Field Mapping Configuration

Use the --json-gene-mapping parameter to specify how JSON fields map to annotations:

{
  "identifier": "gene_symbol",
  "dataFields": ["panel", "inheritance", "actionability"]
}
  • identifier: The JSON field containing the gene symbol

  • dataFields: Array of fields to include in the Custom_Annotation column

Usage Example

variantcentrifuge \
  --gene-file cancer_genes.txt \
  --vcf-file patient.vcf.gz \
  --annotate-json-genes gene_metadata.json \
  --json-gene-mapping '{"identifier":"gene_symbol","dataFields":["panel","inheritance","actionability"]}' \
  --output-file annotated_variants.tsv

This will add annotations like panel=HereditaryCancer;inheritance=AD;actionability=Tier1 to the Custom_Annotation column for variants in matching genes.

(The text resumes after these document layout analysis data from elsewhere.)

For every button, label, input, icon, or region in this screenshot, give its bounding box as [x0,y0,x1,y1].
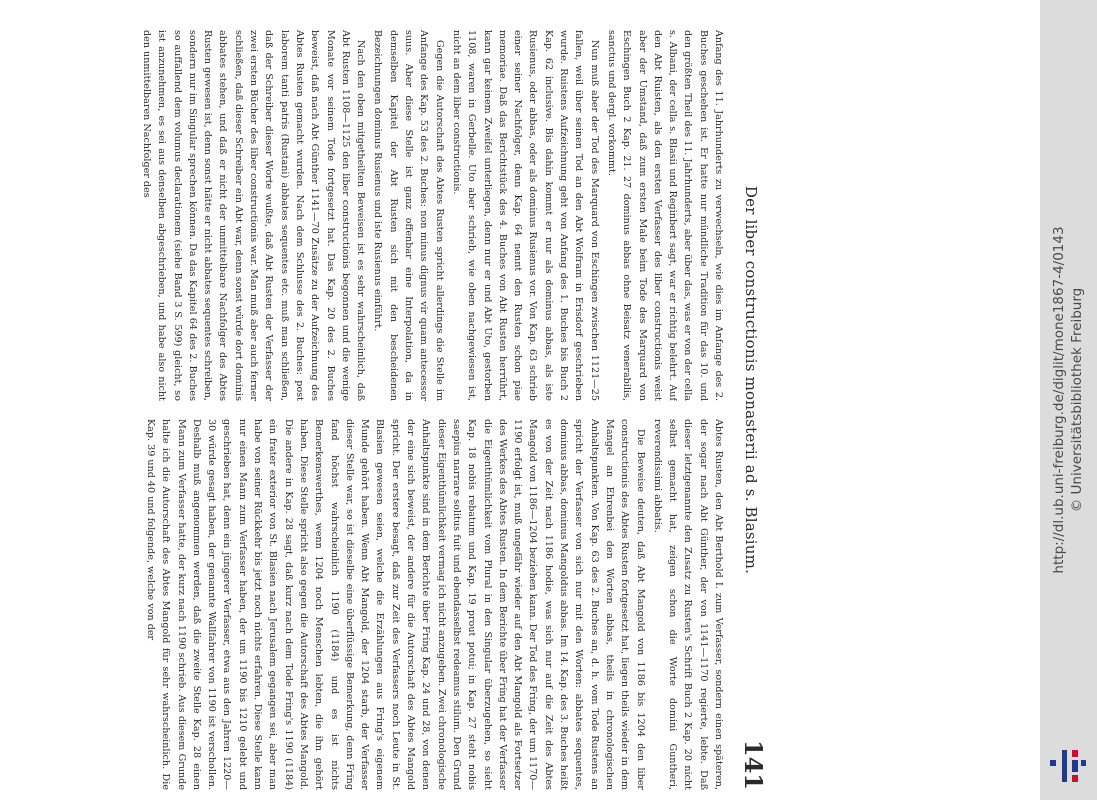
page-header [730,30,770,790]
left-text-column [110,30,726,401]
paragraph: Abtes Rusten, den Abt Berthold I. zum Verfasser, sondern einen späteren, der sogar nach Abt Günther, der von 1141—1170 regierte, lebte. Daß dieser letztgenannte den Zusatz zu Rusten's Schrift Buch 2 Kap. 20 nicht selbst gemacht hat, zeigen schon die Worte domini Guntheri, reverendissimi abbatis. [651,419,724,790]
paragraph: Die Beweise deuten, daß Abt Mangold von 1186 bis 1204 den liber constructionis des Abtes Rusten fortgesetzt hat, liegen theils wieder in dem Mangel an Ehrenbei den Worten abbas, theils in chronologischen Anhaltspunkten. Von Kap. 63 des 2. Buches an, d. h. vom Tode Rustens an spricht der Verfasser von sich nur mit den Worten: abbates sequentes, dominus abbas, dominus Mangoldus abbas. Im 14. Kap. des 3. Buches heißt es von der Zeit nach 1186 hodie, was sich nur auf die Zeit des Abtes Mangold von 1186—1204 beziehen kann. Der Tod des Fring, der um 1170—1190 erfolgt ist, muß ungefähr wieder auf den Abt Mangold als Fortsetzer des Werkes des Abtes Rusten. In dem Berichte über Fring hat der Verfasser die Eigenthümlichkeit vom Plural in den Singular überzugehen, so sieht Kap. 18 nobis rebatum und Kap. 19 prout potui; in Kap. 27 steht nobis saepius narrare solitus fuit und ebendasselbst redeamus stilum. Den Grund dieser Eigenthümlichkeit vermag ich nicht anzugeben. Zwei chronologische Anhaltspunkte sind in dem Berichte über Fring Kap. 24 und 28, von denen der eine sich beweist, der andere für die Autorschaft des Abtes Mangold spricht. Der erstere besagt, daß zur Zeit des Verfassers noch Leute in St. Blasien gewesen seien, welche die Erzählungen aus Fring's eigenem Munde gehört haben. Wenn Abt Mangold, der 1204 starb, der Verfasser dieser Stelle war, so ist dieselbe eine überflüssige Bemerkung, denn Fring fand höchst wahrscheinlich 1190 (1184) und es ist nichts Bemerkenswerthes, wenn 1204 noch Menschen lebten, die ihn gehört haben. Diese Stelle spricht also gegen die Autorschaft des Abtes Mangold. Die andere in Kap. 28 sagt, daß kurz nach dem Tode Fring's 1190 (1184) ein frater exterior von St. Blasien nach Jerusalem gegangen sei, aber man habe von seiner Rückkehr bis jetzt noch nichts erfahren. Diese Stelle kann nur einen Mann zum Verfasser haben, der um 1190 bis 1210 gelebt und geschrieben hat, denn ein jüngerer Verfasser, etwa aus den Jahren 1220—30 würde gesagt haben, der genannte Wallfahrer von 1190 ist verschollen. Deshalb muß angenommen werden, daß die zweite Stelle Kap. 28 einen Mann zum Verfasser hatte, der kurz nach 1190 schrieb. Aus diesem Grunde halte ich die Autorschaft des Abtes Mangold für sehr wahrscheinlich. Die Kap. 39 und 40 und folgende, welche von der [145,419,646,790]
source-url-link[interactable]: http://dl.ub.uni-freiburg.de/diglit/mone1867-4/0143 [1051,226,1067,574]
paragraph: Nach den oben mitgetheilten Beweisen ist es sehr wahrscheinlich, daß Abt Rusten 1108—1125 den liber constructionis begonnen und die wenige Monate vor seinem Tode fortgesetzt hat. Das Kap. 20 des 2. Buches beweist, daß nach Abt Günther 1141—70 Zusätze zu der Aufzeichnung des Abtes Rusten gemacht wurden. Nach dem Schlusse des 2. Buches: post laborem tanti patris (Rustani) abbates sequentes etc. muß man schließen, daß der Schreiber dieser Worte wußte, daß Abt Rusten der Verfasser der zwei ersten Bücher des liber constructionis war. Man muß aber auch ferner schließen, daß dieser Schreiber ein Abt war, denn sonst würde dort dominis abbates stehen, und daß er nicht der unmittelbare Nachfolger des Abtes Rusten gewesen ist, denn sonst hätte er nicht abbates sequentes schreiben, sondern nur im Singular sprechen können. Da das Kapitel 64 des 2. Buches so auffallend dem volumus declarationem (siehe Band 3 S. 599) gleicht, so ist anzunehmen, es sei aus denselben abgeschrieben, und habe also nicht den unmittelbaren Nachfolger des [141,30,367,401]
paragraph: Anfang des 11. Jahrhunderts zu verwechseln, wie dies im Anfange des 2. Buches geschehen ist. Er hatte nur mündliche Tradition für das 10. und den größten Theil des 11. Jahrhunderts, aber über das, was er von der cella s. Albani, der cella s. Blasii und Reginbert sagt, war er richtig belehrt. Auf den Abt Ruisten, als den ersten Verfasser des liber constructionis weist aber der Umstand, daß zum ersten Male beim Tode des Marquard von Eschingen Buch 2 Kap. 21. 27 dominus abbas ohne Beisatz venerabilis, sanctus und dergl. vorkommt. [605,30,724,401]
page-number: 141 [739,739,768,790]
running-head: Der liber constructionis monasterii ad s. Blasium. [742,185,760,575]
source-info [1050,226,1086,573]
copyright-notice: © Universitätsbibliothek Freiburg [1069,287,1085,513]
source-sidebar [1040,0,1097,800]
ub-freiburg-logo-icon [1048,746,1088,786]
book-page [110,30,770,790]
paragraph: Nun muß aber der Tod des Marquard von Eschingen zwischen 1121—25 fallen, weil über seinen Tod an den Abt Wolfram in Erisdorf geschrieben wurde. Ruistens Aufzeichnung geht von Anfang des 1. Buches bis Buch 2 Kap. 62 inclusive. Bis dahin kommt er nur als dominus abbas, als iste Rusienus, oder abbas, oder als dominus Rusienus vor. Von Kap. 63 schrieb einer seiner Nachfolger, denn Kap. 64 nennt den Rusten schon piae memoriae. Daß das Berichtstück des 4. Buches von Abt Rusten herrührt, kann gar keinem Zweifel unterliegen, denn nur er und Abt Uto, gestorben 1108, waren in Gerbelle. Uto aber schrieb, wie oben nachgewiesen ist, nicht an dem liber constructionis. [450,30,600,401]
paragraph: Gegen die Autorschaft des Abtes Rusten spricht allerdings die Stelle im Anfange des Kap. 53 des 2. Buches: non minus dignus vir quam antecessor suus. Aber diese Stelle ist ganz offenbar eine Interpolation, da in demselben Kapitel der Abt Rusten sich mit den bescheidenen Bezeichnungen dominus Rusienus und iste Rusienus einführt. [372,30,445,401]
right-text-column [110,419,726,790]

Adding JSON Annotations as Separate Columns

For a more structured output suitable for direct analysis, you can add each JSON data field as its own column instead of bundling them into the Custom_Annotation field. This is enabled with the --json-genes-as-columns flag.

Usage Example:

variantcentrifuge \
  --gene-name GENE \
  --vcf-file input.vcf.gz \
  --annotate-json-genes gene_data.json \
  --json-gene-mapping '{"identifier":"symbol","dataFields":["ngs","actionability"]}' \
  --json-genes-as-columns \
  --output-file variants_with_columns.tsv

This command will produce a TSV with two new columns, ngs and actionability, populated with the corresponding values from gene_data.json.

BED File Annotations

Annotate variants with genomic regions using BED files:

variantcentrifuge \
  --gene-name GENE \
  --vcf-file input.vcf.gz \
  --annotate-bed hotspots.bed \
  --annotate-bed regulatory_regions.bed \
  --output-file output.tsv

Gene List Annotations

Check if variants affect genes in custom lists:

variantcentrifuge \
  --gene-file all_genes.txt \
  --vcf-file input.vcf.gz \
  --annotate-gene-list actionable_genes.txt \
  --annotate-gene-list drug_targets.txt \
  --output-file output.tsv

Combined Annotation Strategy

For comprehensive analysis, combine multiple annotation sources:

variantcentrifuge \
  --gene-file disease_genes.txt \
  --vcf-file patient.vcf.gz \
  --annotate-bed known_hotspots.bed \
  --annotate-gene-list clinically_actionable.txt \
  --annotate-json-genes gene_database.json \
  --json-gene-mapping '{"identifier":"symbol","dataFields":["panel","evidence","notes"]}' \
  --preset rare,coding \
  --html-report \
  --output-file comprehensive_analysis.tsv

Integration with Scoring

Custom annotations can be used in variant scoring formulas. For example, if you annotate with actionability levels, you can create scoring formulas that prioritize Tier1 actionable variants.

Best Practices Summary

  1. Plan your annotation strategy based on your analysis goals

  2. Use the latest database versions when possible

  3. Validate annotation completeness before analysis

  4. Document your annotation workflow for reproducibility

  5. Test on small datasets before processing large cohorts

  6. Keep database versions consistent across related analyses

  7. Consider population-specific databases for diverse cohorts

  8. Backup original VCF files before annotation

  9. Monitor resource usage for large-scale annotations

  10. Validate critical variants manually when needed

  11. Use custom annotations to integrate project-specific gene metadata

  12. Combine annotation sources for comprehensive variant characterization

By following these annotation strategies, you’ll ensure that VariantCentrifuge has access to high-quality, comprehensive variant annotations for effective filtering and analysis.